Discuss your answers with the class.

  1. The long title of MAQ journal is “Medical Anthropology Quarterly: International Journal for the Analysis of Health.” In groups, describe how the articles in this collection are (or are not) about ‘health’ (consider assigning 1 or 2 articles to each group).

Online Activity – What is Disability Anthropology:

  1. The Disability Research Interest Group (DRIG) is a special interest group (SIG) of the SMA. It is a group in which many disability anthropologists feel at home. Skim the Disability Research Interest Group webpage. How do the articles in the collection fit (or not) within the definition of anthropology outlined by the DRIG (consider assigning 1 or 2 articles to each group)?

Discussion Questions

  1. Define critical medical anthropology (hint – skim Scheper-Hughes and Lock 1986). As a group, select 1 or 2 articles and explain how they can or cannot be considered critical medical anthropology.
  2. Shuttleworth and Kasnitz (2004) make a case for the anthropology of impairment-disability, which is generally known now as disability anthropology. What are some of the critiques of medical anthropology outlined by Shuttleworth and Kasnitz (hint – skim the first full paragraph on page 142)?

Selecting 1 or 2 other articles from the collection, discuss whether these critiques apply to the article(s).

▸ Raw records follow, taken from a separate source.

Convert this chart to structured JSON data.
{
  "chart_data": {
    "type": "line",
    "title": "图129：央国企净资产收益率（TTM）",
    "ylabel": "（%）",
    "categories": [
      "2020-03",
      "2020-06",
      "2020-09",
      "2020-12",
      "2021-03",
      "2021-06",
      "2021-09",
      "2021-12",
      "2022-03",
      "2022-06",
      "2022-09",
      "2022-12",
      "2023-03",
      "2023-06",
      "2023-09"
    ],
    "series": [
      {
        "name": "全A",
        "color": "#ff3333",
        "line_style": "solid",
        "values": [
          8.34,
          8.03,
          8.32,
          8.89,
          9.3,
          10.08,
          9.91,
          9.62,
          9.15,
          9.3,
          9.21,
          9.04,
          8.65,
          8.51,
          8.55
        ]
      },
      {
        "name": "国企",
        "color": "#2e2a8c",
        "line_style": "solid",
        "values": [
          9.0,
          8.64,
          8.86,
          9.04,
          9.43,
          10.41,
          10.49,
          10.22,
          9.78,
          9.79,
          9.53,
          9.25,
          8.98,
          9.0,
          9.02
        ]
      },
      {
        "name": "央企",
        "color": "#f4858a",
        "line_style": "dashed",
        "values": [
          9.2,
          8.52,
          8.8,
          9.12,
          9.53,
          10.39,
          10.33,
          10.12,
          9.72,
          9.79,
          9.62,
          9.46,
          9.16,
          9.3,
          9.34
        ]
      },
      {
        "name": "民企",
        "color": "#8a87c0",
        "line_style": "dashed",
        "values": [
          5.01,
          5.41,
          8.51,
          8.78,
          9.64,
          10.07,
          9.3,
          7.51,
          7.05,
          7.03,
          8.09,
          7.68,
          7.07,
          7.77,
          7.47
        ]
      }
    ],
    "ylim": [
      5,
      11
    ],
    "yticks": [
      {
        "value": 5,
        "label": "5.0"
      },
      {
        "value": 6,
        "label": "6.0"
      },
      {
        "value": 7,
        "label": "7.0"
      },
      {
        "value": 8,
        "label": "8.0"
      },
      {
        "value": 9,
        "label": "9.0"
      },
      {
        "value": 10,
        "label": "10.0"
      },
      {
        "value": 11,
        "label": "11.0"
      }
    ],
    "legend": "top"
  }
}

  1. As a class, discuss similarities and differences among the earlier (before 2000) and later (after 2000) articles.
  2. In groups, imagine that you are going to conduct a study that you consider disability anthropology. Discuss the following points and present them to the class.
  • Outline 3-5 defining features of disability anthropology.
  • Describe your project.
  • Describe how your project fits within the parameters of disability anthropology you created, and why it might be important to frame such a project as disability anthropology, rather than medical (or any other) anthropology.